Yes, Drone Strikes are Legal and Moral

Yes, Drone Strikes are Legal and Moral October 26, 2012

I must confess, I’m puzzled by Christian outrage at our drone campaign — the most precise aerial bombardment in the history of warfare.  In general, the rhetoric casts far more heat than light.  One hears words like “indiscriminate” (manifestly false), “assassinations” (by that measure, what airstrike isn’t an ‘assassination’?), and “war by joystick” (are stand-off attacks now immoral?), but these words and phrases aren’t a moral argument.  While I can understand better the argument that drones also kill civilians, there is no method or form of modern warfare that doesn’t kill civilians, and the military alternatives to drone strikes, such as conventional aerial bombardment or raids by ground troops, would endanger just as many — and often more — civilians as the drone strikes.

But if one backs up and drills down deeper into the opposition to drone strikes, one typically finds either pacifism, a denial of a state of war (in other words, viewing our actions against terrorists as law enforcement, not war), or a subtle combination of both.  In this post, I’m not speaking to the pacifists among us.  There is literally no means or method of warfare that meets with pacifist approval.  But for those who aren’t pacifists, the legal and moral analysis requires an answer to two broad questions:

(I) Are we lawfully and appropriately engaged in a state of war?  The phrase used to describe the “right to war” is jus ad bellum, and its parameters have been debated for hundreds of years — from Augustine to Aquinas to the Salamanca.  While the precise parameters of Christian just war theory are too complex for this blog post, suffice to say that the horror of modern warfare has led to an extension of jus ad bellum into a doctrine known as jus contra bellum, an effort to ban or prohibit all war.  The U.N. Charter — the primary document governing the legal right to wage war by nation-states — falls more on the jus contra bellum side of the spectrum, banning aggressive warfare between nation-states.  Article 2 of the Charter states:

  1. The Organization is based on the principle of the sovereign equality of all its Members.
  2. All Members, in order to ensure to all of them the rights and benefits resulting from membership, shall fulfill in good faith the obligations assumed by them in accordance with the present Charter.
  3. All Members shall settle their international disputes by peaceful means in such a manner that international peace and security, and justice, are not endangered.
  4. All Members shall refrain in their international relations from the threat or use of force against the territorial integrity or political independence of any state, or in any other manner inconsistent with the Purposes of the United Nations.

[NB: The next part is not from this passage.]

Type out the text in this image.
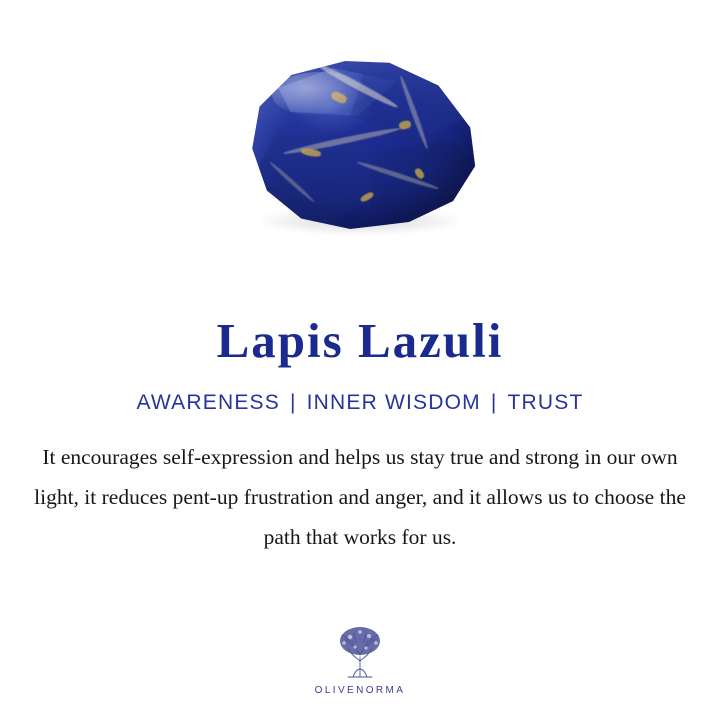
Lapis Lazuli
AWARENESS | INNER WISDOM | TRUST
It encourages self-expression and helps us stay true and strong in our own light, it reduces pent-up frustration and anger, and it allows us to choose the path that works for us.
OLIVENORMA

Yet the charter doesn’t mandate pacifism.  Article 51 contains an important exception to this broad ban on “the threat or use of force”:

Nothing in the present Charter shall impair the inherent right of individual or collective self-defence if an armed attack occurs against a Member of the United Nations, until the Security Council has taken measures necessary to maintain international peace and security. Measures taken by Members in the exercise of this right of self-defence shall be immediately reported to the Security Council and shall not in any way affect the authority and responsibility of the Security Council under the present Charter to take at any time such action as it deems necessary in order to maintain or restore international peace and security.

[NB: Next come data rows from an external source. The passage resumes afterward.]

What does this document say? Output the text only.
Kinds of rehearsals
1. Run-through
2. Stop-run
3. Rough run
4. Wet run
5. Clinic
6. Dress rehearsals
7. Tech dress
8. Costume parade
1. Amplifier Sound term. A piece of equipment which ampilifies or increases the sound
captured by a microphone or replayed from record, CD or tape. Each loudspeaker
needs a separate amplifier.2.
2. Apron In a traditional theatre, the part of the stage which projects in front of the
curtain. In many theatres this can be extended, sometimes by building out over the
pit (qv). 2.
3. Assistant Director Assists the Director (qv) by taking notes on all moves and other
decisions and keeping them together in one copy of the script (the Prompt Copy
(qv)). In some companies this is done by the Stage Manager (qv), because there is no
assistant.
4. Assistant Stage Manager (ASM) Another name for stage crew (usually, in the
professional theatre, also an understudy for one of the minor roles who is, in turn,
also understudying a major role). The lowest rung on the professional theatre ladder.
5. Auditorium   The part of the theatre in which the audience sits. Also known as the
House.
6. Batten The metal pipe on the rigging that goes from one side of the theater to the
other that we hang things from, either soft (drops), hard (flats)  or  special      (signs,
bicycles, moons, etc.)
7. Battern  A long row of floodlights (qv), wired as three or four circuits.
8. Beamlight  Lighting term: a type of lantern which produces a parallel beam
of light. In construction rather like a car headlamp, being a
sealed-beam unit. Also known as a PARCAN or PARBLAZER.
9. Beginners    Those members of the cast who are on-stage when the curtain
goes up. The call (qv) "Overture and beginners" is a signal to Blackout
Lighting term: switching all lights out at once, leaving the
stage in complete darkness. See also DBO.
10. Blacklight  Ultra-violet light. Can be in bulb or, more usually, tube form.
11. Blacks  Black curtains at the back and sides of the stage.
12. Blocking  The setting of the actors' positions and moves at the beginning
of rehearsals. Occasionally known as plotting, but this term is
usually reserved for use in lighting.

Unquestionably, the United States has suffered armed attacks from terrorist enemies, and it continues to suffer armed attacks.  While Americans had been repeatedly attacked by al Qaeda (sheltered and supported by the Afghan government) prior to September 11, 2001, the United States only launched a formal state of war in the aftermath of 9/11.  The broad — and overwhelmingly passed — Authorization for Use of Military Force states:

(a) IN GENERAL- That the President is authorized to use all necessary and appropriate force against those nations, organizations, or persons he determines planned, authorized, committed, or aided the terrorist attacks that occurred on September 11, 2001, or harbored such organizations or persons, in order to prevent any future acts of international terrorism against the United States by such nations, organizations or persons.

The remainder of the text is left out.